Und der Artikel in der New York Times, in dem bestätigt wurde, dass US-Söldner aus der Ukraine in Landstuhl behandelt werden, dürfte nicht deshalb erschienen sein, weil man solche Geschichten gerne öffentlich erzählt. Abgesehen von dem momentan erkennbaren Umschwung in der US-Strategie gibt es noch ein weiteres Motiv, solche Informationen zu veröffentlichen: wenn man fürchten muss, nein, eher, wenn man sich sicher ist, dass sie in nächster Zukunft ohnehin öffentlich werden, und man die letzte Gelegenheit nutzen will, die Erzählung rund um die Information noch kontrollieren zu können.

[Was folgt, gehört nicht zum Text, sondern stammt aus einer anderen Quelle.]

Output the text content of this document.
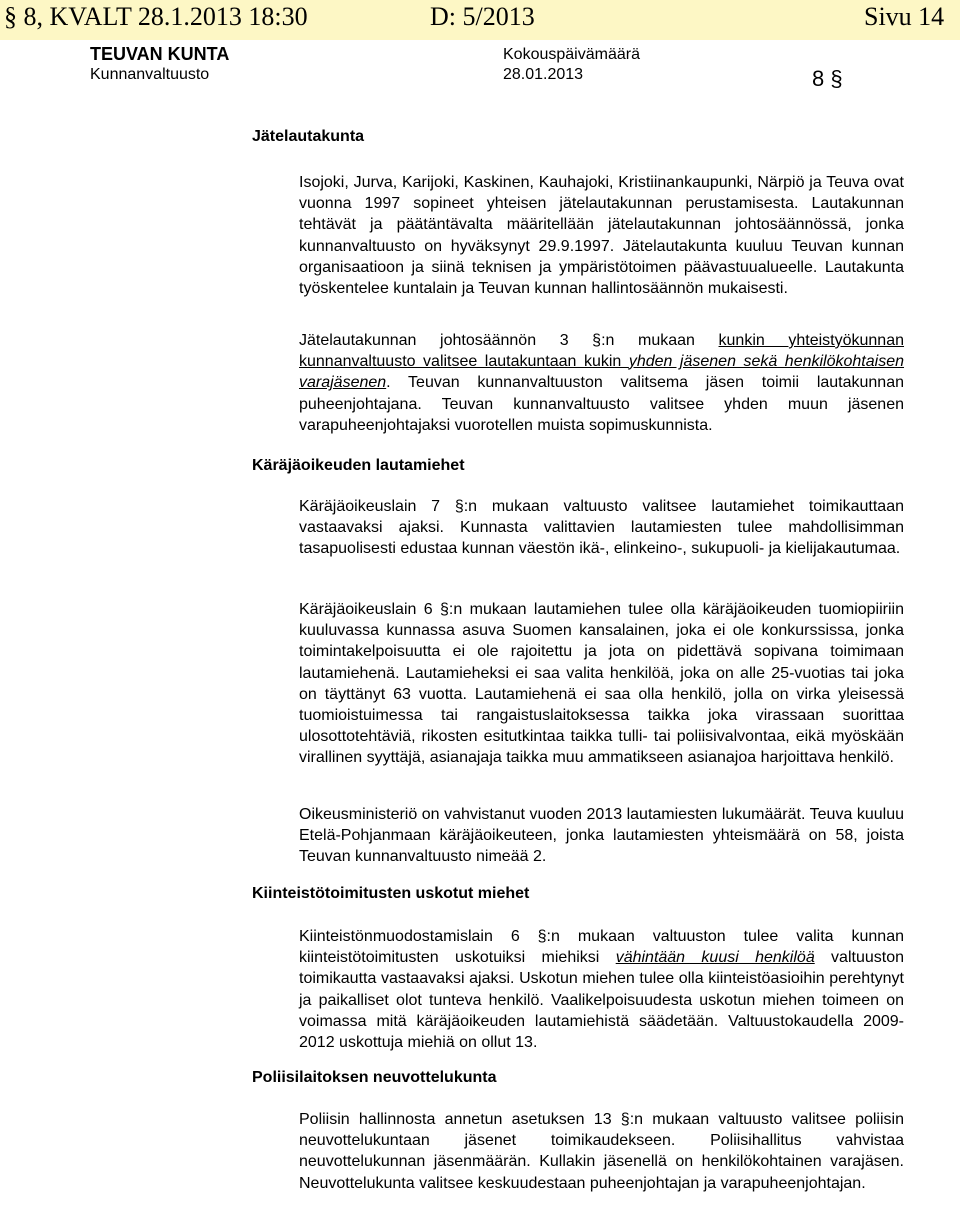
§ 8, KVALT 28.1.2013 18:30	D: 5/2013	Sivu 14
TEUVAN KUNTA
Kunnanvaltuusto
Kokouspäivämäärä
28.01.2013	8 §
Jätelautakunta
Isojoki, Jurva, Karijoki, Kaskinen, Kauhajoki, Kristiinankaupunki, Närpiö ja Teuva ovat vuonna 1997 sopineet yhteisen jätelautakunnan perustamisesta. Lautakunnan tehtävät ja päätäntävalta määritellään jätelautakunnan johtosäännössä, jonka kunnanvaltuusto on hyväksynyt 29.9.1997. Jätelautakunta kuuluu Teuvan kunnan organisaatioon ja siinä teknisen ja ympäristötoimen päävastuualueelle. Lautakunta työskentelee kuntalain ja Teuvan kunnan hallintosäännön mukaisesti.
Jätelautakunnan johtosäännön 3 §:n mukaan kunkin yhteistyökunnan kunnanvaltuusto valitsee lautakuntaan kukin yhden jäsenen sekä henkilökohtaisen varajäsenen. Teuvan kunnanvaltuuston valitsema jäsen toimii lautakunnan puheenjohtajana. Teuvan kunnanvaltuusto valitsee yhden muun jäsenen varapuheenjohtajaksi vuorotellen muista sopimuskunnista.
Käräjäoikeuden lautamiehet
Käräjäoikeuslain 7 §:n mukaan valtuusto valitsee lautamiehet toimikauttaan vastaavaksi ajaksi. Kunnasta valittavien lautamiesten tulee mahdollisimman tasapuolisesti edustaa kunnan väestön ikä-, elinkeino-, sukupuoli- ja kielijakautumaa.
Käräjäoikeuslain 6 §:n mukaan lautamiehen tulee olla käräjäoikeuden tuomiopiiriin kuuluvassa kunnassa asuva Suomen kansalainen, joka ei ole konkurssissa, jonka toimintakelpoisuutta ei ole rajoitettu ja jota on pidettävä sopivana toimimaan lautamiehenä. Lautamieheksi ei saa valita henkilöä, joka on alle 25-vuotias tai joka on täyttänyt 63 vuotta. Lautamiehenä ei saa olla henkilö, jolla on virka yleisessä tuomioistuimessa tai rangaistuslaitoksessa taikka joka virassaan suorittaa ulosottotehtäviä, rikosten esitutkintaa taikka tulli- tai poliisivalvontaa, eikä myöskään virallinen syyttäjä, asianajaja taikka muu ammatikseen asianajoa harjoittava henkilö.
Oikeusministeriö on vahvistanut vuoden 2013 lautamiesten lukumäärät. Teuva kuuluu Etelä-Pohjanmaan käräjäoikeuteen, jonka lautamiesten yhteismäärä on 58, joista Teuvan kunnanvaltuusto nimeää 2.
Kiinteistötoimitusten uskotut miehet
Kiinteistönmuodostamislain 6 §:n mukaan valtuuston tulee valita kunnan kiinteistötoimitusten uskotuiksi miehiksi vähintään kuusi henkilöä valtuuston toimikautta vastaavaksi ajaksi. Uskotun miehen tulee olla kiinteistöasioihin perehtynyt ja paikalliset olot tunteva henkilö. Vaalikelpoisuudesta uskotun miehen toimeen on voimassa mitä käräjäoikeuden lautamiehistä säädetään. Valtuustokaudella 2009-2012 uskottuja miehiä on ollut 13.
Poliisilaitoksen neuvottelukunta
Poliisin hallinnosta annetun asetuksen 13 §:n mukaan valtuusto valitsee poliisin neuvottelukuntaan jäsenet toimikaudekseen. Poliisihallitus vahvistaa neuvottelukunnan jäsenmäärän. Kullakin jäsenellä on henkilökohtainen varajäsen. Neuvottelukunta valitsee keskuudestaan puheenjohtajan ja varapuheenjohtajan.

Zurück zur Taurus-Inszenierung. Inzwischen ist den Grünen aufgefallen, dass die ganze Geschichte, an der nach wie vor nicht mehr dran ist als im ersten Moment (eine Regierungssprecherin teilte mittlerweile trocken mit, es gebe "keinen neuen Sachstand"), zu einem gigantischen Schaulaufen für den CDU-Politiker Kiesewetter wird, was man sich wenige Tage vor Landtagswahlen nicht wirklich gefallen lassen kann. Also meldete sich inzwischen auch Anton Hofreiter zu Wort und erklärte ebendiesen nicht neuen Sachstand zu einem "verheerenden Signal" an Moskau. Ja, ebenjener Hofreiter, der jüngst gemeinsam mit Marie-Agnes Strack-Zimmermann daran scheiterte, eine Mail an den Bundeskanzler richtig zu adressieren. Wahrscheinlich sagte er sich, wenn er über die Presse kommuniziere, sei die Wahrscheinlichkeit höher, dass die Botschaft den Adressaten auch erreicht.

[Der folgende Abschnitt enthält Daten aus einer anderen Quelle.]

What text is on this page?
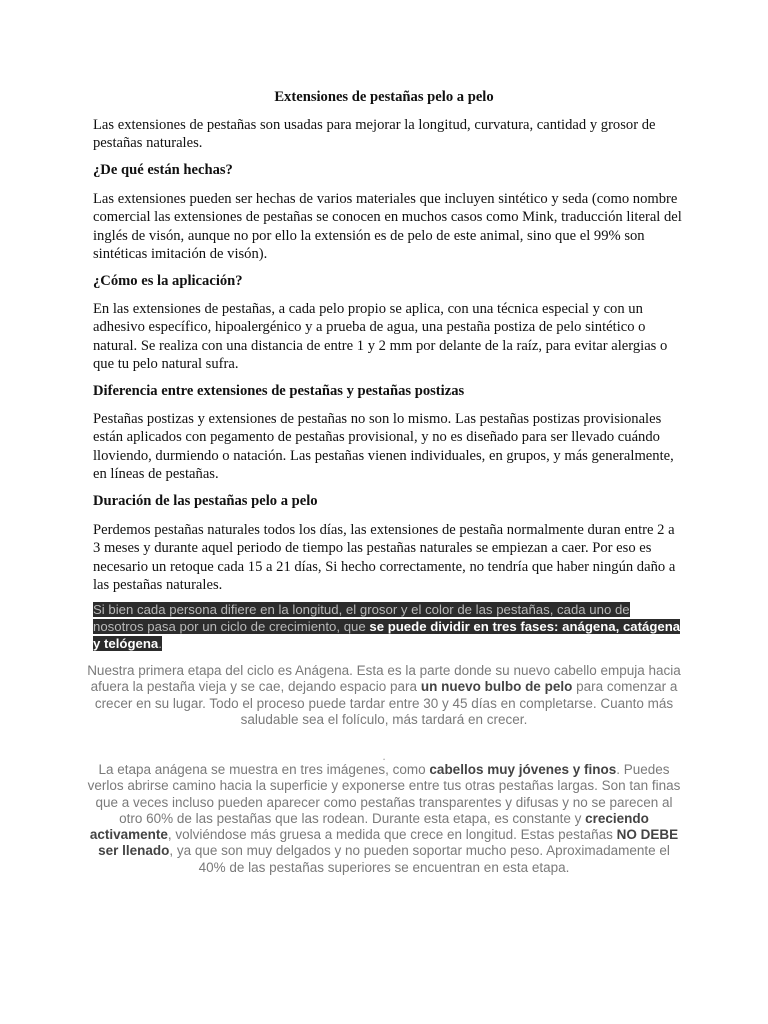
Extensiones de pestañas pelo a pelo

Las extensiones de pestañas son usadas para mejorar la longitud, curvatura, cantidad y grosor de pestañas naturales.

¿De qué están hechas?

Las extensiones pueden ser hechas de varios materiales que incluyen sintético y seda (como nombre comercial las extensiones de pestañas se conocen en muchos casos como Mink, traducción literal del inglés de visón, aunque no por ello la extensión es de pelo de este animal, sino que el 99% son sintéticas imitación de visón).

¿Cómo es la aplicación?

En las extensiones de pestañas, a cada pelo propio se aplica, con una técnica especial y con un adhesivo específico, hipoalergénico y a prueba de agua, una pestaña postiza de pelo sintético o natural. Se realiza con una distancia de entre 1 y 2 mm por delante de la raíz, para evitar alergias o que tu pelo natural sufra.

Diferencia entre extensiones de pestañas y pestañas postizas

Pestañas postizas y extensiones de pestañas no son lo mismo. Las pestañas postizas provisionales están aplicados con pegamento de pestañas provisional, y no es diseñado para ser llevado cuándo lloviendo, durmiendo o natación. Las pestañas vienen individuales, en grupos, y más generalmente, en líneas de pestañas.

Duración de las pestañas pelo a pelo

Perdemos pestañas naturales todos los días, las extensiones de pestaña normalmente duran entre 2 a 3 meses y durante aquel periodo de tiempo las pestañas naturales se empiezan a caer. Por eso es necesario un retoque cada 15 a 21 días, Si hecho correctamente, no tendría que haber ningún daño a las pestañas naturales.

Si bien cada persona difiere en la longitud, el grosor y el color de las pestañas, cada uno de nosotros pasa por un ciclo de crecimiento, que se puede dividir en tres fases: anágena, catágena y telógena.

Nuestra primera etapa del ciclo es Anágena. Esta es la parte donde su nuevo cabello empuja hacia afuera la pestaña vieja y se cae, dejando espacio para un nuevo bulbo de pelo para comenzar a crecer en su lugar. Todo el proceso puede tardar entre 30 y 45 días en completarse. Cuanto más saludable sea el folículo, más tardará en crecer.

.

La etapa anágena se muestra en tres imágenes, como cabellos muy jóvenes y finos. Puedes verlos abrirse camino hacia la superficie y exponerse entre tus otras pestañas largas. Son tan finas que a veces incluso pueden aparecer como pestañas transparentes y difusas y no se parecen al otro 60% de las pestañas que las rodean. Durante esta etapa, es constante y creciendo activamente, volviéndose más gruesa a medida que crece en longitud. Estas pestañas NO DEBE ser llenado, ya que son muy delgados y no pueden soportar mucho peso. Aproximadamente el 40% de las pestañas superiores se encuentran en esta etapa.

Seine besondere Art von Humor zeigte Hofreiter auch darin, dass er forderte, Deutschland müsse als "ökonomisch mächtigstes Land Europas" eine "klare Haltung" zeigen; schließlich hat gerade seine Partei viel dazu beigetragen, diesen Zustand zu beenden.

Nüchtern betrachtet wäre die EU gar nicht imstande, den USA die Aufrechterhaltung des ukrainischen Krieges vollständig abzunehmen, mit oder ohne Schleifchen drum herum, und selbst in der morgendlichen Pressemappe von Hofreiter oder Strack-Zimmermann müssten inzwischen einige jener Presseberichte aufgetaucht sein, die die ukrainische Niederlage zumindest andeuten. Von den Auseinandersetzungen in den Vereinigten Staaten ganz zu schweigen, die sich mittlerweile mit dem Stichwort Korruption in der Ukraine auf ein Gebiet begeben haben, auf dem ein bodenloser Sumpf garantiert ist, von dem man sich dann empört und enttäuscht abwenden kann.

Und eines ist eindeutig: Die deutsche Nase steckt jetzt bereits zu tief im ukrainischen Krieg. Wenn aber die US-amerikanische Deckung entfällt, das Geschenkpäckchen also ausgepackt werden soll, dann sind all die Punkte, die schon bei der Lieferung der Panzerhaubitzen kritisch waren, noch weitaus kritischer. Vielleicht ist dieser Groschen bei Scholz bereits gefallen, und er hat mit Schrecken erkannt, dass Deutschland ziemlich nackt und allein dastünde, würde die Nummer mit dem Waffenstillstand gezogen, während die USA damit beschäftigt sind, im Pazifik zu zündeln.

Insofern umweht diese ganze künstlich aufgezogene Debatte ein Hauch von Torschlusspanik. Denn der Zeitraum, in dem man in Deutschland noch politischen Honig aus besonders entschlossener Unterstützung des Kiewer Regimes saugen kann, dürfte knapp bemessen sein.